Deputy Chief Minister Marion Scrymgour (NT Parliamentary Committee hearing June 2008) confirmed the overall number of referrals to child protection authorities was no different from any other year despite the intervention and a small increase in the number of child protection officers on the ground.
CFMEU, National Bi-annual Conference Sydney, 22 February 2008: Motion "That the CFMEU demand the immediate repeal of the Northern Territory Emergency Response Legislation; we further demand that Federal, State and Territory Governments sit down and enter into respectful dialogue with Aboriginal people in their communities and then act alongside and in support of Aboriginal people in keeping with the "Little Children are Sacred" report."
Mick Dodson, Canberra 21 November 2007: "What troubles me most is the racial discrimination and the incapacity of the media to be outraged by this. Why are we ready to allow this to happen?"

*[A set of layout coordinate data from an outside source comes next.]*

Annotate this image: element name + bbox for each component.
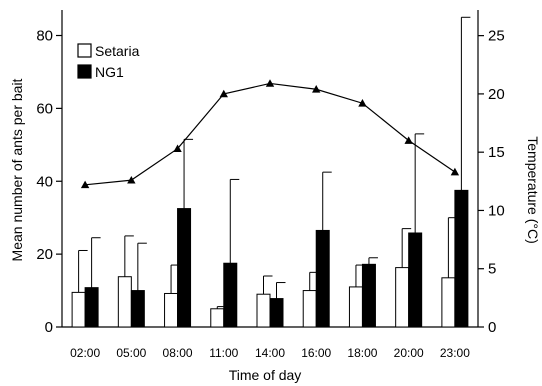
bar-ng1 [269, 298, 284, 328]
x-axis-title: Time of day [229, 367, 302, 383]
x-tick-label: 20:00 [394, 346, 424, 360]
bar-setaria [302, 290, 317, 328]
legend-swatch-ng1 [77, 64, 92, 79]
legend-label-setaria: Setaria [95, 43, 140, 59]
x-tick-label: 14:00 [255, 346, 285, 360]
legend: Setaria NG1 [77, 43, 140, 80]
error-bars [78, 16, 471, 309]
bar-ng1 [223, 262, 238, 328]
temperature-point [265, 79, 275, 87]
legend-swatch-setaria [77, 43, 92, 58]
x-tick-label: 16:00 [301, 346, 331, 360]
y2-tick-label: 20 [488, 86, 505, 103]
y2-tick-label: 5 [488, 261, 496, 278]
bar-ng1 [177, 208, 192, 328]
bar-ng1 [84, 287, 99, 328]
temperature-point [219, 89, 228, 98]
x-tick-label: 02:00 [70, 346, 100, 360]
y2-tick-label: 10 [488, 202, 505, 219]
y-tick-label: 20 [36, 246, 53, 263]
bar-setaria [348, 286, 363, 328]
bar-ng1 [315, 229, 330, 328]
temperature-point [80, 180, 90, 189]
x-tick-label: 18:00 [347, 346, 377, 360]
bar-setaria [71, 291, 86, 328]
x-tick-label: 05:00 [116, 346, 146, 360]
bar-setaria [395, 267, 410, 328]
bar-setaria [117, 276, 132, 328]
y2-tick-label: 15 [488, 144, 505, 161]
bar-setaria [256, 293, 271, 328]
bar-ng1 [361, 263, 376, 328]
bars [71, 189, 469, 328]
y-axis-title: Mean number of ants per bait [9, 78, 25, 261]
y2-tick-label: 0 [488, 319, 496, 336]
temperature-line [80, 79, 460, 189]
bar-setaria [441, 277, 456, 328]
temperature-point [358, 99, 367, 107]
bar-ng1 [454, 189, 469, 328]
bar-setaria [210, 308, 225, 328]
temperature-line-path [85, 82, 456, 186]
y-tick-label: 40 [36, 173, 53, 190]
y2-tick-label: 25 [488, 28, 505, 45]
x-tick-label: 08:00 [163, 346, 193, 360]
y-tick-label: 0 [45, 319, 53, 336]
legend-label-ng1: NG1 [95, 64, 124, 80]
bar-setaria [164, 292, 179, 328]
bar-ng1 [408, 232, 423, 328]
axes: 0 20 40 60 80 0 5 10 15 20 25 02:00 05:00 08:00 11:00 1… [36, 10, 505, 360]
y-tick-label: 80 [36, 28, 53, 45]
temperature-point [312, 85, 321, 93]
temperature-point [127, 175, 136, 184]
y-tick-label: 60 [36, 100, 53, 117]
temperature-point [404, 136, 413, 144]
temperature-point [173, 144, 182, 153]
bar-ng1 [130, 290, 145, 328]
y2-axis-title: Temperature (°C) [525, 136, 541, 244]
x-tick-label: 11:00 [209, 346, 238, 360]
x-tick-label: 23:00 [440, 346, 470, 360]
temperature-point [450, 167, 460, 176]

Uniting Church in Australia Northern Synod, annual Synod meeting 20 September-3 October 2007: "The Northern Synod calls on the Australian Government to enter into a real partnership with indigenous people in the Northern Territory by enacting legislation that upholds human rights, affirms self-determination and enhances the capacity of individuals and communities to contribute to solving issues of concern within their own lives.
"Therefore we believe that the Government should
- repeal the NT Emergency Response Act 2007; and
- start afresh through consultative processes to develop a range of responses that directly address the recommendations of the 'Little Children are Sacred' Report."
Visiting academic Dr Irene Watson (addressing the Maori Centre of Research Excellence, 9 June 2008): "There was a certain symbolism in saying sorry, it was a very emotional event, but it's empty. I think it legitimizes many things, including the intervention. No one is talking about it any more. Rudd gets the thumbs up (to continue) the intervention. While the intervention has been sold as a human rights issue, fundamental indigenous rights are being eroded at the same time.
"Many leaders are unwilling to speak up when there was millions of dollars at stake to provide access for their people to health and housing initiatives."
Dr Rob Roseby and Dr Andrew White, NT pediatricians, 16 June 2008: "To improve ear health, governments should support existing health services to provide comprehensive, continuous and high quality primary care programs focused on prevention of chronic ear disease and hearing impairment in young children … And what was needed for dental health was dental services – not checks."
Minister Jenny Macklin, media statement, 14 September 2007: "A Federal Labor Government would endorse Australia becoming a signatory to the International Declaration on the Rights of Indigenous Peoples."